RG-CAT: Detection Pipeline and Catalogue of Radio Galaxies in the EMU Pilot Survey
Nikhel Gupta, Ray P. Norris, Zeeshan Hayder, Minh Huynh, Lars Petersson, X. Rosalind Wang, Andrew M. Hopkins, Heinz Andernach, Yjan Gordon, Simone Riggi, Miranda Yew, Evan J. Crawford, Bärbel Koribalski, Miroslav D. Filipović, Anna D. Kapinśka, Stanislav Shabala, Tessa Vernstrom, Joshua R. Marvil
TL;DR
The study introduces Gal-DINO, a Transformer-based, multimodal detection pipeline that jointly identifies radio galaxy morphologies, bounding boxes, and infrared host keypoints to construct the first EMU-PS radio galaxy catalogue. By training on ~5{,}000 labeled galaxies (extended, compact, and Pec morphologies) and using 8-channel radio+infrared inputs, the method achieves strong localization and host-prediction performance, with $AP_{50}$ for bounding boxes of $73.2\%$ and $AP_{50}$ for keypoints of $71.7\%$, while 99\% of central galaxies have $IoU>0.5$ and 98\% have host keypoints within $<3^{\prime\prime}$. The resulting consolidated catalogue contains 211{,}625 radio galaxies (including 201{,}211 compact and 10{,}414 extended), with 73\% infrared cross-matches to CatWISE and substantial cross-identifications in optical surveys, enabling robust multiwavelength studies.
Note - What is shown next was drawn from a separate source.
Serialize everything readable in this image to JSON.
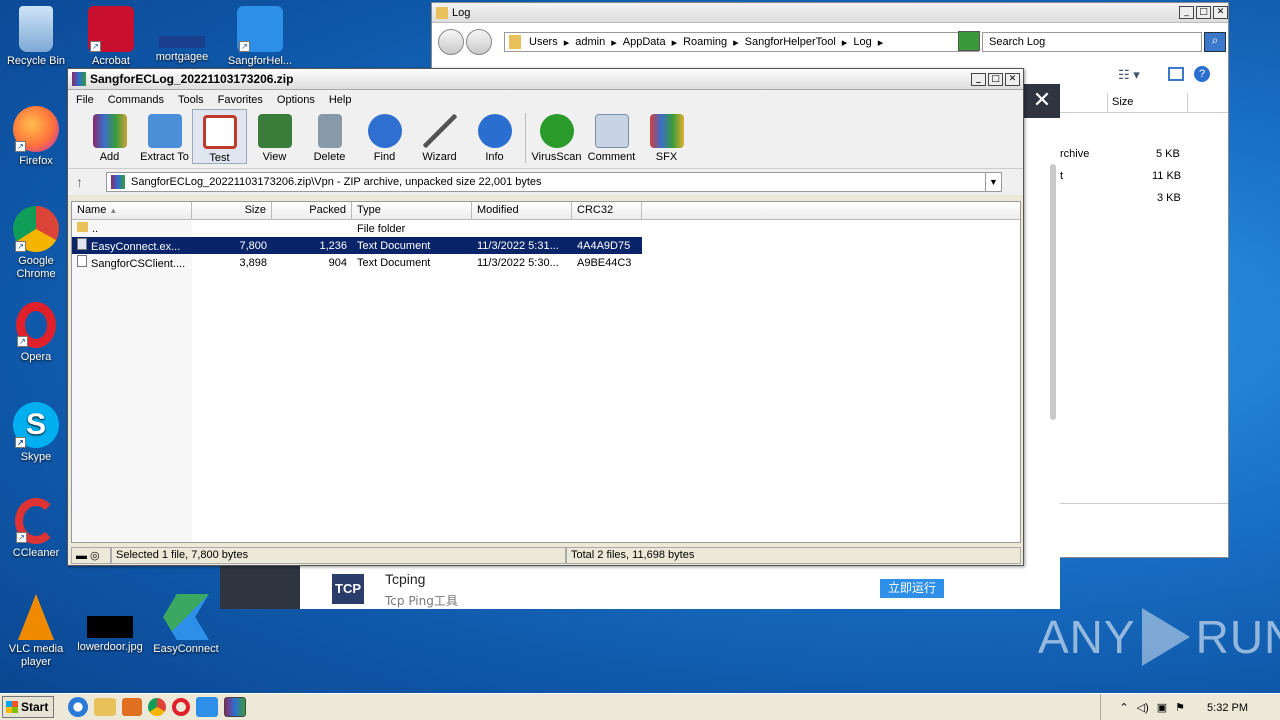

This pipeline markedly reduces manual labour in cataloguing multi-component radio sources and provides a scalable path for upcoming SKA-era surveys, supported by publicly available data and code.
Abstract
We present source detection and catalogue construction pipelines to build the first catalogue of radio galaxies from the 270 $\rm deg^2$ pilot survey of the Evolutionary Map of the Universe (EMU-PS) conducted with the Australian Square Kilometre Array Pathfinder (ASKAP) telescope. The detection pipeline uses Gal-DINO computer-vision networks (Gupta et al., 2024) to predict the categories of radio morphology and bounding boxes for radio sources, as well as their potential infrared host positions. The Gal-DINO network is trained and evaluated on approximately 5,000 visually inspected radio galaxies and their infrared hosts, encompassing both compact and extended radio morphologies. We find that the Intersection over Union (IoU) for the predicted and ground truth bounding boxes is larger than 0.5 for 99% of the radio sources, and 98% of predicted host positions are within $3^{\prime \prime}$ of the ground truth infrared host in the evaluation set. The catalogue construction pipeline uses the predictions of the trained network on the radio and infrared image cutouts based on the catalogue of radio components identified using the Selavy source finder algorithm. Confidence scores of the predictions are then used to prioritize Selavy components with higher scores and incorporate them first into the catalogue. This results in identifications for a total of 211,625 radio sources, with 201,211 classified as compact and unresolved. The remaining 10,414 are categorized as extended radio morphologies, including 582 FR-I, 5,602 FR-II, 1,494 FR-x (uncertain whether FR-I or FR-II), 2,375 R (single-peak resolved) radio galaxies, and 361 with peculiar and other rare morphologies. We cross-match the radio sources in the catalogue with the infrared and optical catalogues, finding infrared cross-matches for 73% and photometric redshifts for 36% of the radio galaxies.